Saturday, March 27, 2010

Spinning Yarns

No, not story telling but actual yarn! When I was a teenager I spent thousands of hours volunteering at a living history museum and then thousands more working there. Among the many skills I learned was "spinning". I'm not sure if the adults kept us spinning yarn to avoid idle hands but it made for great demonstrations for visitors and provided the resident knitters with skeins of "homespun" or "handspun" as it's sometimes called.
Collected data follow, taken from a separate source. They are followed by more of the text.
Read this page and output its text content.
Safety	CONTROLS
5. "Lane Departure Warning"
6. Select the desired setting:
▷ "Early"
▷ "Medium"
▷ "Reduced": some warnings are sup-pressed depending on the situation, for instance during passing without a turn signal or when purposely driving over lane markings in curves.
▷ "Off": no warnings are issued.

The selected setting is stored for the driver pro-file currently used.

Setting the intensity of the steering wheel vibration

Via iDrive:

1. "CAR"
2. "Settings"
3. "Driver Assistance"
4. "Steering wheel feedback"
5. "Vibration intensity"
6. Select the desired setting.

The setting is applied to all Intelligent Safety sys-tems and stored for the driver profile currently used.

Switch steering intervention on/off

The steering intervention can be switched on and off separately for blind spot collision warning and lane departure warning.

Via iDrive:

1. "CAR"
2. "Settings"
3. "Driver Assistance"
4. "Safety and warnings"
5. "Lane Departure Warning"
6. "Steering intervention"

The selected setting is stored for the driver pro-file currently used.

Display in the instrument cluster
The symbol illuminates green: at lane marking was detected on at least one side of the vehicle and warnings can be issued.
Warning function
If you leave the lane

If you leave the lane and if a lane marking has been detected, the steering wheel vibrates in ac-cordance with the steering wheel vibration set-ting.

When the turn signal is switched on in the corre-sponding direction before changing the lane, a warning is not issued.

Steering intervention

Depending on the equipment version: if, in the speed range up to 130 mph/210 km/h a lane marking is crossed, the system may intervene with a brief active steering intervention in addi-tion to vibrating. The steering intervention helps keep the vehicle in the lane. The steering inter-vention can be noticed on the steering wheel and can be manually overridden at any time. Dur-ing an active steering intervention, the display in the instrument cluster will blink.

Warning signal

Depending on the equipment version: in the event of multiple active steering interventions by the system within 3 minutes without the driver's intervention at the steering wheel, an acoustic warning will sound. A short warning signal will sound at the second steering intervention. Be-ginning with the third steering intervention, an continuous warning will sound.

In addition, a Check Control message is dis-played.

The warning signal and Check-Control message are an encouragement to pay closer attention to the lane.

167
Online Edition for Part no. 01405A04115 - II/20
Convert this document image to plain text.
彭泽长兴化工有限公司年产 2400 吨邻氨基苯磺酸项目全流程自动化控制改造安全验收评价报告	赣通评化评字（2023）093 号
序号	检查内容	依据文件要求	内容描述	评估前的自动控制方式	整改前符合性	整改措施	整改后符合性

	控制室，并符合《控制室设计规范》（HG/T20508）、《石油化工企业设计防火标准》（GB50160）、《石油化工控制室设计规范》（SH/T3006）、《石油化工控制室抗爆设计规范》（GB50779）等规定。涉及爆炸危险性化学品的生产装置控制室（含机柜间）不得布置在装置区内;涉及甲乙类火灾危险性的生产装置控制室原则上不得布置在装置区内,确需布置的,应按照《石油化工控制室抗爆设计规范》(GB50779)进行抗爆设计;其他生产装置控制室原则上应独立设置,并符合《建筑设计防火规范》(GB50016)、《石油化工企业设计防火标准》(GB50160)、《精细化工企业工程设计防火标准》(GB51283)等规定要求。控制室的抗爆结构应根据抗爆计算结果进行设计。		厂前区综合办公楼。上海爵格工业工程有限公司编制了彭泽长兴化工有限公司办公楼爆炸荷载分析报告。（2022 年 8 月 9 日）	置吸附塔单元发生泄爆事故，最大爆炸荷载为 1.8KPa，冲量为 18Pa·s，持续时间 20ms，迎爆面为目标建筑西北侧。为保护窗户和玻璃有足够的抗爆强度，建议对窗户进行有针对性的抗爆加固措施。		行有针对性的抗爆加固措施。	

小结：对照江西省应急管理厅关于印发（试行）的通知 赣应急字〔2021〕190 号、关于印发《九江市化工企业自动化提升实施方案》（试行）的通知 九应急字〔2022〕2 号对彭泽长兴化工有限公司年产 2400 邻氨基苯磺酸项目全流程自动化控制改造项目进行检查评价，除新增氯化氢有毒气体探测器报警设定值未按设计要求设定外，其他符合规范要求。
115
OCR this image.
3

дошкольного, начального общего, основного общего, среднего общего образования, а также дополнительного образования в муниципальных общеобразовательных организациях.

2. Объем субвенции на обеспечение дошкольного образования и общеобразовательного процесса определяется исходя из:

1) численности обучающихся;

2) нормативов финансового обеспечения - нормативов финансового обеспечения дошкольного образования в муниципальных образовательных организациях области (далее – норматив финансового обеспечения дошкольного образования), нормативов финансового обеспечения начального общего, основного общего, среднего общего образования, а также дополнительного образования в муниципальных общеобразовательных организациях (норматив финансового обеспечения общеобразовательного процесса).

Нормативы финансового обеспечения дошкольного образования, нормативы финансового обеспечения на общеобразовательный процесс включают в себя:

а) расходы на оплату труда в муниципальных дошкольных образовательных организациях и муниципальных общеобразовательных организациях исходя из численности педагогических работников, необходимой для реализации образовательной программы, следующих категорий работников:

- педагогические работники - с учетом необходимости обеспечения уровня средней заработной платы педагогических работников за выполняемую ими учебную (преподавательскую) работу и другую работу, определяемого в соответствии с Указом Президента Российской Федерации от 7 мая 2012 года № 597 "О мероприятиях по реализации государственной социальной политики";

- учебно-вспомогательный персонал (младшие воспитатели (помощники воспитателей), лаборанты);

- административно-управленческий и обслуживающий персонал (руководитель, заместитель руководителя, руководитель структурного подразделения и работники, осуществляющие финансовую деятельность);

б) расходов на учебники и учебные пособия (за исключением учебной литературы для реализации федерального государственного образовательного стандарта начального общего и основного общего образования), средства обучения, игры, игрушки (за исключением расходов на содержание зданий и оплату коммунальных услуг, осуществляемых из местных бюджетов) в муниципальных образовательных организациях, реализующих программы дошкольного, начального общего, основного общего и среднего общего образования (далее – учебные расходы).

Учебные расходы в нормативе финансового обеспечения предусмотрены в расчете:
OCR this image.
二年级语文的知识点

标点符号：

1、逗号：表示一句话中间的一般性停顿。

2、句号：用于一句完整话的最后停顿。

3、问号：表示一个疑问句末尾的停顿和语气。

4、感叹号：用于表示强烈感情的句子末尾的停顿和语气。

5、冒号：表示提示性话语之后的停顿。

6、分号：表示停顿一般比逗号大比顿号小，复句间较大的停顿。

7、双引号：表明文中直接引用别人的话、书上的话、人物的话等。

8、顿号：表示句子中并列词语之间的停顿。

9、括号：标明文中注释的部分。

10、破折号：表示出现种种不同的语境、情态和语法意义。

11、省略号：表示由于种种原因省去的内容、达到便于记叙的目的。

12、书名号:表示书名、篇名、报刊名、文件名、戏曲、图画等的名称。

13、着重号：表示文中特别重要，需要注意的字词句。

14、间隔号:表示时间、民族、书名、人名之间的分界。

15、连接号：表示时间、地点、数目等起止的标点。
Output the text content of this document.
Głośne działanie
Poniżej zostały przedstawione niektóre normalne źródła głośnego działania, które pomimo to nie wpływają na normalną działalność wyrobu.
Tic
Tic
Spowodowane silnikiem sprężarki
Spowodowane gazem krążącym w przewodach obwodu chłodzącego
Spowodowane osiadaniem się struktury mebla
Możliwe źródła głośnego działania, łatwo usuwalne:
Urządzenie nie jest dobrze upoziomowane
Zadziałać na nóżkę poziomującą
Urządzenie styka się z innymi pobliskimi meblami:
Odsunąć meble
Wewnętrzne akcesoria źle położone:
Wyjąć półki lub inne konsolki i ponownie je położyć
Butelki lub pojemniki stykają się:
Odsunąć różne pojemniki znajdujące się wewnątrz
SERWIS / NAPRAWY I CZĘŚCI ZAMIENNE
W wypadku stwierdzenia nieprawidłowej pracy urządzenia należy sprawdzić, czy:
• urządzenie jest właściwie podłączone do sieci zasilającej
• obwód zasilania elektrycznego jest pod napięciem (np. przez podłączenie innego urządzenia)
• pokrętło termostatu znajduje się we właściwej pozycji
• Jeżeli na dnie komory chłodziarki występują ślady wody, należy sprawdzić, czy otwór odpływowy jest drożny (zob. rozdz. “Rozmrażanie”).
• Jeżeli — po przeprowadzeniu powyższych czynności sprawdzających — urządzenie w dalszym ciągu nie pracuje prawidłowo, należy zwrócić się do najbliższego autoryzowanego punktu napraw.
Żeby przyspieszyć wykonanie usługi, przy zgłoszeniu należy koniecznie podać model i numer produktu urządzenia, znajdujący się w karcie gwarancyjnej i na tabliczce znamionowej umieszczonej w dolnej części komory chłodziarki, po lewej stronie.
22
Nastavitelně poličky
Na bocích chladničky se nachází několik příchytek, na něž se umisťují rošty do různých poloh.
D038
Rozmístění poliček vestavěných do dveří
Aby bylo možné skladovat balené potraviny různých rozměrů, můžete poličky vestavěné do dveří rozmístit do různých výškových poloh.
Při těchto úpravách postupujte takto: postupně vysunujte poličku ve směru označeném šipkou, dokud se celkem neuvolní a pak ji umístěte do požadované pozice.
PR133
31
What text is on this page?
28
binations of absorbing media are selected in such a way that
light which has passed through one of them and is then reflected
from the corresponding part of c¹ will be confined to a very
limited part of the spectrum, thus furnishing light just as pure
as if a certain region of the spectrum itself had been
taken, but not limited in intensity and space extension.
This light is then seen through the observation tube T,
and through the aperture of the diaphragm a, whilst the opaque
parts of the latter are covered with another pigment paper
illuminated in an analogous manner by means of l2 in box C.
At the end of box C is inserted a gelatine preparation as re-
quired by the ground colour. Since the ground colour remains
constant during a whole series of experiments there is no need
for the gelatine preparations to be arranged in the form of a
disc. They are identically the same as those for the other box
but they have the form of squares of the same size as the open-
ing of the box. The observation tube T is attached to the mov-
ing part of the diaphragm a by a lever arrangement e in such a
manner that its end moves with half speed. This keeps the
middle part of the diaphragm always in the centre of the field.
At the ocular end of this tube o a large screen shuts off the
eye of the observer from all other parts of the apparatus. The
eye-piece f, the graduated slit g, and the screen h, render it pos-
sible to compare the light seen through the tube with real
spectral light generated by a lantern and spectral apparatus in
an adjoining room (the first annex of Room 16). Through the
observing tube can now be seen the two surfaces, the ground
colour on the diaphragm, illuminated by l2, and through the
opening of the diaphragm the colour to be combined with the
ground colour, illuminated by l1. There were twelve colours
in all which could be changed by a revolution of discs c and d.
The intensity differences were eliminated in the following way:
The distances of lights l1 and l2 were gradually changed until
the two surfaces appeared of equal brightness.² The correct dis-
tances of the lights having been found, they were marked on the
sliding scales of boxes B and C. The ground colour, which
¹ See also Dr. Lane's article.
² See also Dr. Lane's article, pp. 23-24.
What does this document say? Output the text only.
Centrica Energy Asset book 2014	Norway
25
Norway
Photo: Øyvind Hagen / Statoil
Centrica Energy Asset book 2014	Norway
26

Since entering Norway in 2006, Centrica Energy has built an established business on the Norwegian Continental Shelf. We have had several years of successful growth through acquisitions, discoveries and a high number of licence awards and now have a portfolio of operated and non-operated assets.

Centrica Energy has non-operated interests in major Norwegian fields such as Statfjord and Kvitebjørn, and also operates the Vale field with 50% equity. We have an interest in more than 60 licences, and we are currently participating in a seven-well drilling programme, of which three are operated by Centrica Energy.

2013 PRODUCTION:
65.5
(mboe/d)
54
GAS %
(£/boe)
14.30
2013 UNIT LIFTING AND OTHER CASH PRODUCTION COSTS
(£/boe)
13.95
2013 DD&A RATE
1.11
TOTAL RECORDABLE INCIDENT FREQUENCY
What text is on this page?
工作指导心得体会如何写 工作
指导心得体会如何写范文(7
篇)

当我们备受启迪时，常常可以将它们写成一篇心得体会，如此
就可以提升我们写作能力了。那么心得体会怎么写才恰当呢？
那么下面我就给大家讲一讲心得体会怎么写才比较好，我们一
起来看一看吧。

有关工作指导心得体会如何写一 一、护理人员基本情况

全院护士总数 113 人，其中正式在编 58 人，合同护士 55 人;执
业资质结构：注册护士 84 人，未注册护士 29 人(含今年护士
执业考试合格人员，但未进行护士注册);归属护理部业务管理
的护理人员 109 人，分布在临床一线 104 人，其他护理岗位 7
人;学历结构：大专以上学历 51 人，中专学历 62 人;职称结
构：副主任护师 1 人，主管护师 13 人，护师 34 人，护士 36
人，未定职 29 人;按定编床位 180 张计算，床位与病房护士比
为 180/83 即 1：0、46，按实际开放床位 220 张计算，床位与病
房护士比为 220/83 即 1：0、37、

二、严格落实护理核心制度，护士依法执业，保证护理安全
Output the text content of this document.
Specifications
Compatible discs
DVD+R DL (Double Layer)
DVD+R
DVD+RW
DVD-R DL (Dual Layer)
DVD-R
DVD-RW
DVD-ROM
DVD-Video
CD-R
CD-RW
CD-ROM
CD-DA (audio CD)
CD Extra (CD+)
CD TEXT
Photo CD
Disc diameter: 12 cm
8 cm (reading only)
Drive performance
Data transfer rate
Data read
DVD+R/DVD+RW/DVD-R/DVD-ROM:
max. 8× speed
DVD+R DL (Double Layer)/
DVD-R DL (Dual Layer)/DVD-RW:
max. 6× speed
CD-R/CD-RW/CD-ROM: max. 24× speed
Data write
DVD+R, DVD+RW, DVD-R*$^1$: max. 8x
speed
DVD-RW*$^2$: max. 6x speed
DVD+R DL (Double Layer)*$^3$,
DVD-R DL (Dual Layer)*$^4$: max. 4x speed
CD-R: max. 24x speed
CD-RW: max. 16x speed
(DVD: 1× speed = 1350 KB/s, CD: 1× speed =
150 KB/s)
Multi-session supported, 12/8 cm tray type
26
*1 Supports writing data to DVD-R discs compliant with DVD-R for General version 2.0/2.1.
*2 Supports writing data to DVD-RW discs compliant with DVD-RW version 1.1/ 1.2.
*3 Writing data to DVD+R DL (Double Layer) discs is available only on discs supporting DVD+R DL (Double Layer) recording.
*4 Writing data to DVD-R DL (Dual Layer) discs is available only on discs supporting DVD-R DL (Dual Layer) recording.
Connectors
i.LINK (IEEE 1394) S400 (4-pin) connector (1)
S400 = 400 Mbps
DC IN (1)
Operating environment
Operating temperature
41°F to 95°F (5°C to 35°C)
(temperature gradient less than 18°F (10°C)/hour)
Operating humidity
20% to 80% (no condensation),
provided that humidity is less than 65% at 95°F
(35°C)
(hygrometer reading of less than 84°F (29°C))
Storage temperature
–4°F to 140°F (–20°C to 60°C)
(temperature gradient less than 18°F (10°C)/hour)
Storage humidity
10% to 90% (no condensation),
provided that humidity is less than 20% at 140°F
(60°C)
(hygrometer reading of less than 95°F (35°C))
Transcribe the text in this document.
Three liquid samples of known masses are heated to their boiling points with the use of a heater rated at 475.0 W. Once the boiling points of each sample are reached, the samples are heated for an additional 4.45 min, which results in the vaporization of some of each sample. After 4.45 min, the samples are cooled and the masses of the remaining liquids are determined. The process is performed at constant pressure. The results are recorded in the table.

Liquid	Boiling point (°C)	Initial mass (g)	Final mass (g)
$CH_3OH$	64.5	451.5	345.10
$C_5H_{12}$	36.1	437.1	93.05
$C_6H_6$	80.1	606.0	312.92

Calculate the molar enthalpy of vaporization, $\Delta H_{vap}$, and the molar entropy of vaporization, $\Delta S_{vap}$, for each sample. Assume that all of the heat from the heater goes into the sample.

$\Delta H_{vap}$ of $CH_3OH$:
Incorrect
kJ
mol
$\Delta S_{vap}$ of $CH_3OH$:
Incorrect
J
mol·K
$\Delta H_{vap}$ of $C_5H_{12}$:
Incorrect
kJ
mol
There were spinning wheels on site but I preffered to use something called a "drop spindle". It's basically just a stick or shaft and a whorl and may or may not have a hook on one end. The whorl is usually a round disc made of wood that serves as a weight to help spin the shaft. Think of it like a long skinny top. Some styles lack the whorl and are just a tapered shaft that is heavier on one end. It is possible to spin on just a plain stick, a pencil or even a ball point pen. You just need a rod of some kind to "spin" so you can put "twist" into the yarn. I'd bet you could even spin using just a whorl if you wanted to. There is a lot of room for improvization.

After a very long break I realized that I kind of miss spinning. I have yet to learn to knit or crochet but homespun is often attractive enough to knitters that you can trade a skein of yarn for having them knit something. I really like the idea of having a hat and scarf knit from yarn spun by my own hand. It's also something that is highly portable. You can drop a spindle and some fiber in your bag and never feel like time waiting in line or sitting in waiting rooms is wasted.

Another interesting thing for me is the thought of spinning unusual fibers into yarn. Using wool as a carrier you can spin almost any fiber from animal hair to cotton and other plant fibers or synthetics like polyester. I don't know enough about knitting to know how you might use it but I have even seen paper spun into yarn. That's of course ignoring uses beyond knitting.

While spindles of many kinds are commercially available I decided to just make one. There are lots of ways to do this including stabbing a chopstick through a potato. For this one I am using a large bamboo chopstick but rather than a potato, formed a whorl from polymer clay. It's set up so that a rubber band looped a few times around the shaft above and below the whorl hold it in place. This is so that it can be easily removed and used as either a top or bottom whorl spindle. Either way works well, I just like having the option. (When assembled, the whorl was a snug slip fit and doesn't currently need the rubber bands.)

As far as something to spin goes, I have a family member who raises goats and it's possible to find wool on eBay for as little as 99 cents an ounce. An ounce of wool is actually a fair amount and there are tables available online to calculate how many ounces of wool/yarn it takes to make a piece of knitwork. So, I'll start with that and see where it goes! (Processing wool for spinning is a whole other game. Maybe another post...)

If anyone in the bay area wants help shearing sheep let me know. I'd be inclined to come help in exchange for some wool!